Anyway, like I said, I respect that some people might like this behaviour, that is fine. I just have no use for it, and I know it is going to be messy in the long term, and in the short term because my work preference is to have All tasks visible in project view. Personally, for me, I don't see the point. It is like expressing a line with a million points when an equation will do! Most of my repeating actions are fairly long term. I don't use weeks and months so much; so the average intervals for me are 50, 100, and 200 days. Then I have a few scattered year and multi-year intervals too. But even with these ones that are going to be generating less duplication, I still really do not need a copy to know I did it. The interval is 50, today is 159, that means I've done the task three times this year. Equation versus points.

I agree that history is important, but only to a degree. Saving absolutely everything is overkill. I'll archive for long term notes and such on interesting or complex things, but I'll delete grocery lists and utility bill reminders. I have no use for these things in the future. Likewise I have no use for 23 exact duplicates of an item, when I can just look at the interval and extrapolate in my mind.
 
Well, you are assume that it is the exact duplicate. The way it works now is I could change it.

(same task, just changed)
- Do something every day
- Do something better every other day
- Do something big and great every other month

I could have change that one task three times. In your system, I would never be able to go back and see what the original task was, what notes were attched to it, or when it was completed.

I keep everything. I have 80,000 emails going back 11 years.

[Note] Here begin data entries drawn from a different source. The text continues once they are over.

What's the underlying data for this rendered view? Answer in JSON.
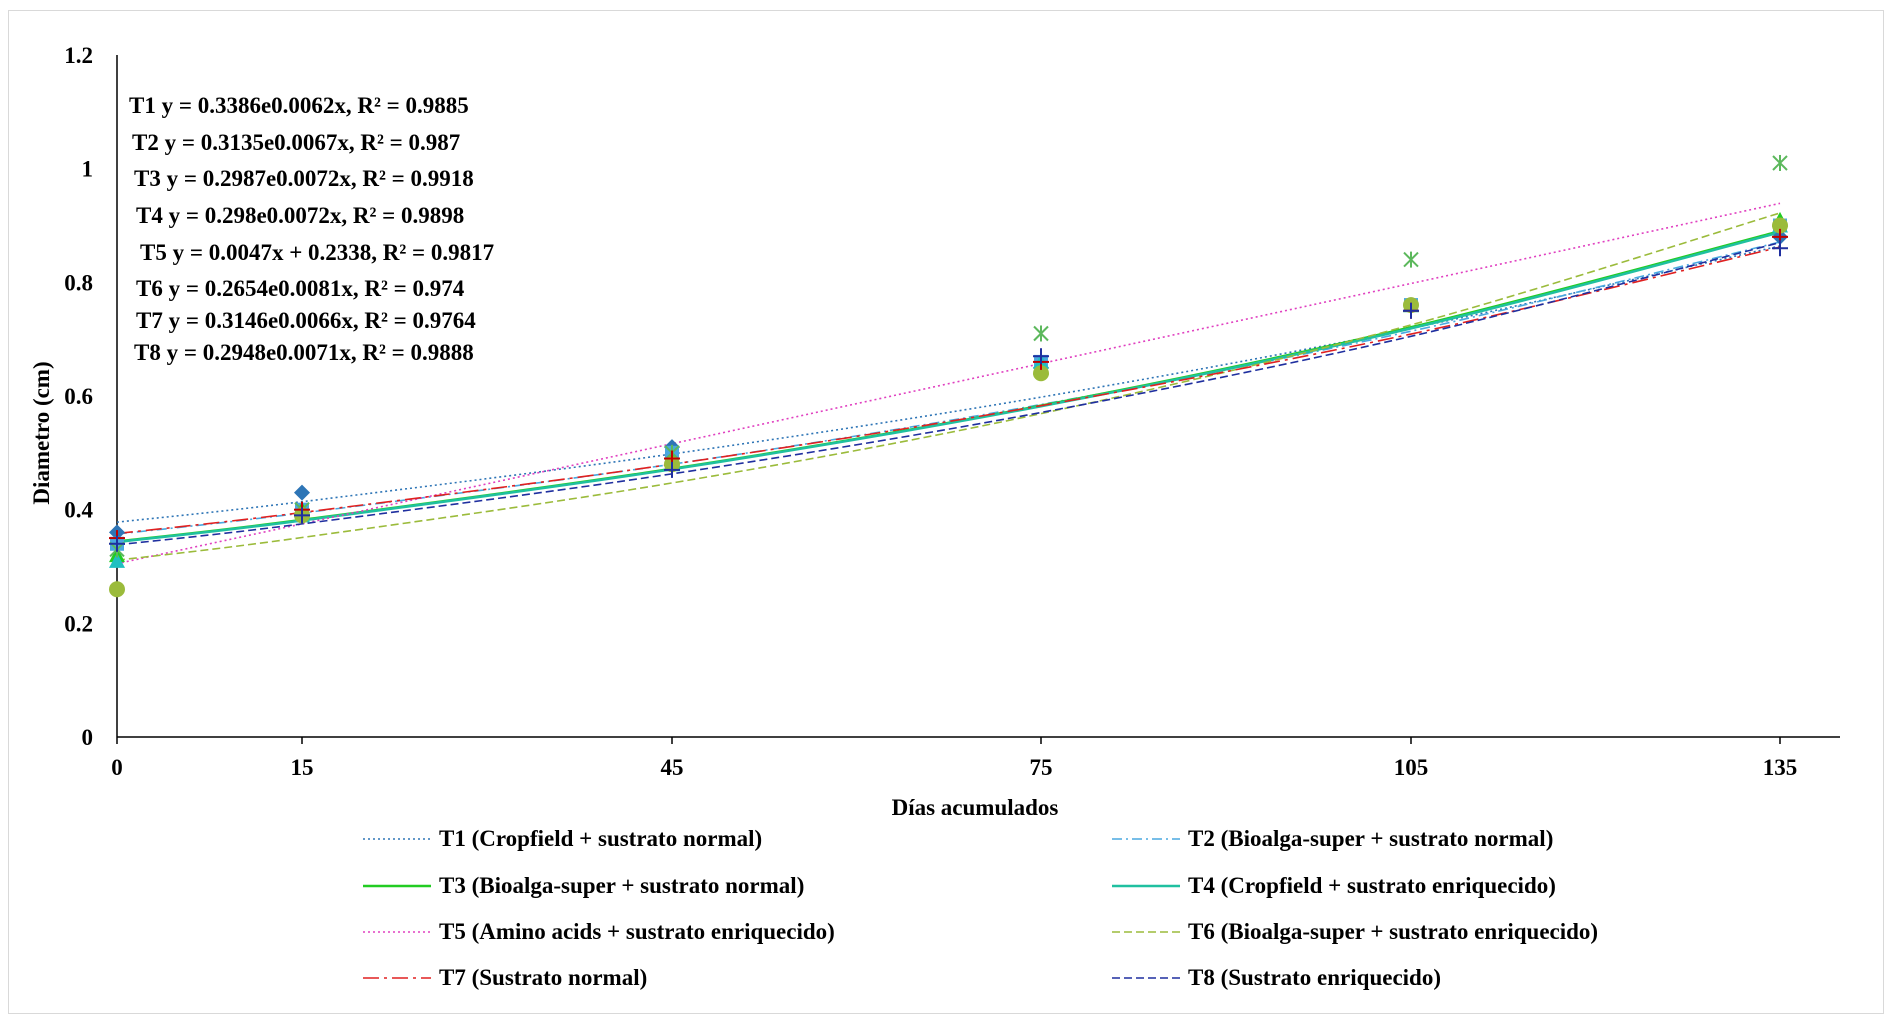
{
  "chart_data": {
    "type": "scatter",
    "xlabel": "Días acumulados",
    "ylabel": "Diametro (cm)",
    "ylim": [
      0,
      1.2
    ],
    "yticks": [
      "0",
      "0.2",
      "0.4",
      "0.6",
      "0.8",
      "1",
      "1.2"
    ],
    "x": [
      0,
      15,
      45,
      75,
      105,
      135
    ],
    "xticks": [
      "0",
      "15",
      "45",
      "75",
      "105",
      "135"
    ],
    "grid": false,
    "legend_position": "bottom",
    "equations": [
      "T1 y = 0.3386e0.0062x, R² = 0.9885",
      "T2 y = 0.3135e0.0067x, R² = 0.987",
      "T3 y = 0.2987e0.0072x, R² = 0.9918",
      "T4 y = 0.298e0.0072x, R² = 0.9898",
      "T5 y = 0.0047x + 0.2338, R² = 0.9817",
      "T6 y = 0.2654e0.0081x, R² = 0.974",
      "T7 y = 0.3146e0.0066x, R² = 0.9764",
      "T8 y = 0.2948e0.0071x, R² = 0.9888"
    ],
    "series": [
      {
        "name": "T1 (Cropfield + sustrato normal)",
        "color": "#2e75b6",
        "dash": "dotted",
        "marker": "diamond",
        "marker_color": "#2e75b6",
        "trend": "exp",
        "a": 0.3386,
        "b": 0.0062,
        "trend_y": [
          0.378,
          0.414,
          0.498,
          0.598,
          0.719,
          0.864
        ],
        "values": [
          0.36,
          0.43,
          0.51,
          0.65,
          0.76,
          0.88
        ]
      },
      {
        "name": "T2 (Bioalga-super + sustrato normal)",
        "color": "#4aa8e0",
        "dash": "dashdot",
        "marker": "square",
        "marker_color": "#4aa8e0",
        "trend": "exp",
        "a": 0.3135,
        "b": 0.0067,
        "trend_y": [
          0.357,
          0.394,
          0.48,
          0.585,
          0.714,
          0.871
        ],
        "values": [
          0.34,
          0.4,
          0.5,
          0.66,
          0.76,
          0.9
        ]
      },
      {
        "name": "T3 (Bioalga-super + sustrato normal)",
        "color": "#22cc22",
        "dash": "solid",
        "marker": "triangle",
        "marker_color": "#22cc22",
        "trend": "exp",
        "a": 0.2987,
        "b": 0.0072,
        "trend_y": [
          0.344,
          0.382,
          0.472,
          0.583,
          0.721,
          0.89
        ],
        "values": [
          0.32,
          0.4,
          0.49,
          0.65,
          0.76,
          0.91
        ]
      },
      {
        "name": "T4 (Cropfield + sustrato enriquecido)",
        "color": "#20c0a0",
        "dash": "solid",
        "marker": "triangle",
        "marker_color": "#20c0c0",
        "trend": "exp",
        "a": 0.298,
        "b": 0.0072,
        "trend_y": [
          0.343,
          0.381,
          0.471,
          0.582,
          0.719,
          0.888
        ],
        "values": [
          0.31,
          0.39,
          0.48,
          0.66,
          0.76,
          0.9
        ]
      },
      {
        "name": "T5 (Amino acids + sustrato enriquecido)",
        "color": "#e040c0",
        "dash": "dotted",
        "marker": "star",
        "marker_color": "#5cb85c",
        "trend": "linear",
        "a": 0.2338,
        "b": 0.0047,
        "trend_y": [
          0.305,
          0.375,
          0.516,
          0.657,
          0.798,
          0.939
        ],
        "values": [
          0.33,
          0.4,
          0.5,
          0.71,
          0.84,
          1.01
        ]
      },
      {
        "name": "T6 (Bioalga-super + sustrato enriquecido)",
        "color": "#9bbb3b",
        "dash": "dashed",
        "marker": "circle",
        "marker_color": "#9bbb3b",
        "trend": "exp",
        "a": 0.2654,
        "b": 0.0081,
        "trend_y": [
          0.311,
          0.351,
          0.447,
          0.569,
          0.725,
          0.922
        ],
        "values": [
          0.26,
          0.39,
          0.48,
          0.64,
          0.76,
          0.9
        ]
      },
      {
        "name": "T7 (Sustrato normal)",
        "color": "#e02020",
        "dash": "longdashdot",
        "marker": "plus",
        "marker_color": "#c00000",
        "trend": "exp",
        "a": 0.3146,
        "b": 0.0066,
        "trend_y": [
          0.358,
          0.395,
          0.48,
          0.583,
          0.709,
          0.862
        ],
        "values": [
          0.35,
          0.4,
          0.49,
          0.66,
          0.75,
          0.88
        ]
      },
      {
        "name": "T8 (Sustrato enriquecido)",
        "color": "#1f2f9f",
        "dash": "dashed",
        "marker": "plus",
        "marker_color": "#1f2f9f",
        "trend": "exp",
        "a": 0.2948,
        "b": 0.0071,
        "trend_y": [
          0.338,
          0.375,
          0.463,
          0.571,
          0.705,
          0.87
        ],
        "values": [
          0.34,
          0.39,
          0.47,
          0.67,
          0.75,
          0.86
        ]
      }
    ]
  }
}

While I might not go back and look at things in the past I want to know that they ar there so I can reference them if needed.

BZ
 
No, I'm not assuming that. I'm talking about my own usage patterns here. I know for a fact that 99% of these tasks are never going to change until they become irrelevant. Then I'll make a new one. I don't keep notes on these things usually, and if I do, I just add as addenda to the original note.

I keep an extraordinary amount of archival data, too. But I draw the line at machine generated data that serves me no purpose, and transient mundane things that have no future value. I don't keep gigabytes of crash logs, for instance. I don't need to know what I bought at Target 7 years ago, either.

Neither of us is going to convince the other of anything, which is precisely why I suggested that this sort of behaviour be an option. There are people who do not need 80,000 emails and several hundred "buy milk" actions, and there are people that do.
 
Keeping everything's a little freaky, but I just wanted to chime in with a large THANK YOU to the team for getting recurring tasks in! I'm sure the logic behind the seemingly simple feature is quite a hairball, with plentiful opportunities to get it subtly wrong.